Innovation is the key to engaging readers, and in South Africa we need to be innovative rather than reactionary. Take Piano Media, which launched in May last year in Slovakia. They offer readers a "bundle" membership: by subscribing to any one of Piano Media's affiliated newspaper sites, readers automatically get access to all the other newspapers on the national paywall's system - at no further cost.
Piano Media launched in Slovakia with nine publishers, but now they have most of the newspapers as well as a TV station, online video sites and many local magazines. For the publishers, this outsourced paywall system removes the headache of running a dedicated web "store" on their site; Piano Media handle all that, and provide valuable statistics on readership.
In a way, this has broken a paradigm. Rather than competing against each other Piano media has united the competitors in a subscription-based model, which is affordable and sustainable - it's a win-win. Although it must be noted that publishers have been cautious not to place too much content behind the wall - offering paying subscribers access to "premium" articles or features, while keeping the front page and current news free and open to all.

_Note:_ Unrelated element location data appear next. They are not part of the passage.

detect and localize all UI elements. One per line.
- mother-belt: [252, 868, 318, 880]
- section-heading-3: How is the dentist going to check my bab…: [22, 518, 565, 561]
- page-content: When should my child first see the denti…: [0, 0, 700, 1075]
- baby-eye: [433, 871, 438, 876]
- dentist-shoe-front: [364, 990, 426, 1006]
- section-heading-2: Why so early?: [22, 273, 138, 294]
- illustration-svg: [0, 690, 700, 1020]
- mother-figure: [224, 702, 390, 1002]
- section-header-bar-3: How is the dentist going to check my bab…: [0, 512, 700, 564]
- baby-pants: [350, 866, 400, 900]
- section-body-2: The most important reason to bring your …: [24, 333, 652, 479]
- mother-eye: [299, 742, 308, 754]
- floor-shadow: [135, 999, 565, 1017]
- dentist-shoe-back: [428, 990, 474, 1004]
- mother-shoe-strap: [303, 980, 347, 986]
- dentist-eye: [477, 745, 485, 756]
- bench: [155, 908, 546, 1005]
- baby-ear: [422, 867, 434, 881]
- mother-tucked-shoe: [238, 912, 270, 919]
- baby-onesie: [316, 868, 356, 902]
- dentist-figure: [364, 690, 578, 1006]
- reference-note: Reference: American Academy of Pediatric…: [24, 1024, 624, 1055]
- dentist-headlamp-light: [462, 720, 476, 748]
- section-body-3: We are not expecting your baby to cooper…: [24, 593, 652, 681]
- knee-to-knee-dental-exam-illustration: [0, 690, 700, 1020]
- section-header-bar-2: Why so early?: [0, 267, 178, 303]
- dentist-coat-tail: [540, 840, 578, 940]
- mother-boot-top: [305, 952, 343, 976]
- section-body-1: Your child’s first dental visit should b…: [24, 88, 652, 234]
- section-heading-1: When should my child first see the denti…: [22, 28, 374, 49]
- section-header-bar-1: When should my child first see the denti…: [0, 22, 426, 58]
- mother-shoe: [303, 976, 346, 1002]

Whether or not this would work in South Africa, with our diverse cultures and languages, is debatable. Can our competitive newspapers create enough of a 'truce' to try a system like this? Perhaps the answer is in collaboration with people who do understand the Internet, like Google which is working hard with news media to champion free press and pioneer new payment models.
Google recently came up with an interesting new option: a joint venture of sorts with news publishers, where Google runs surveys that form the reader's "payment" for reading a free article. Readers get to fill in research and read for free, and the news site gets a micro-payment for each survey that's completed by a reader.
Newspapers desperately need to shift beyond their print paradigm and embrace the digital world, and find a financially viable way of doing that doesn't alienate readers, but engages them. Because if nothing else, good journalism is needed to expose vice and folly in society. That, and the small matter of upholding democracy.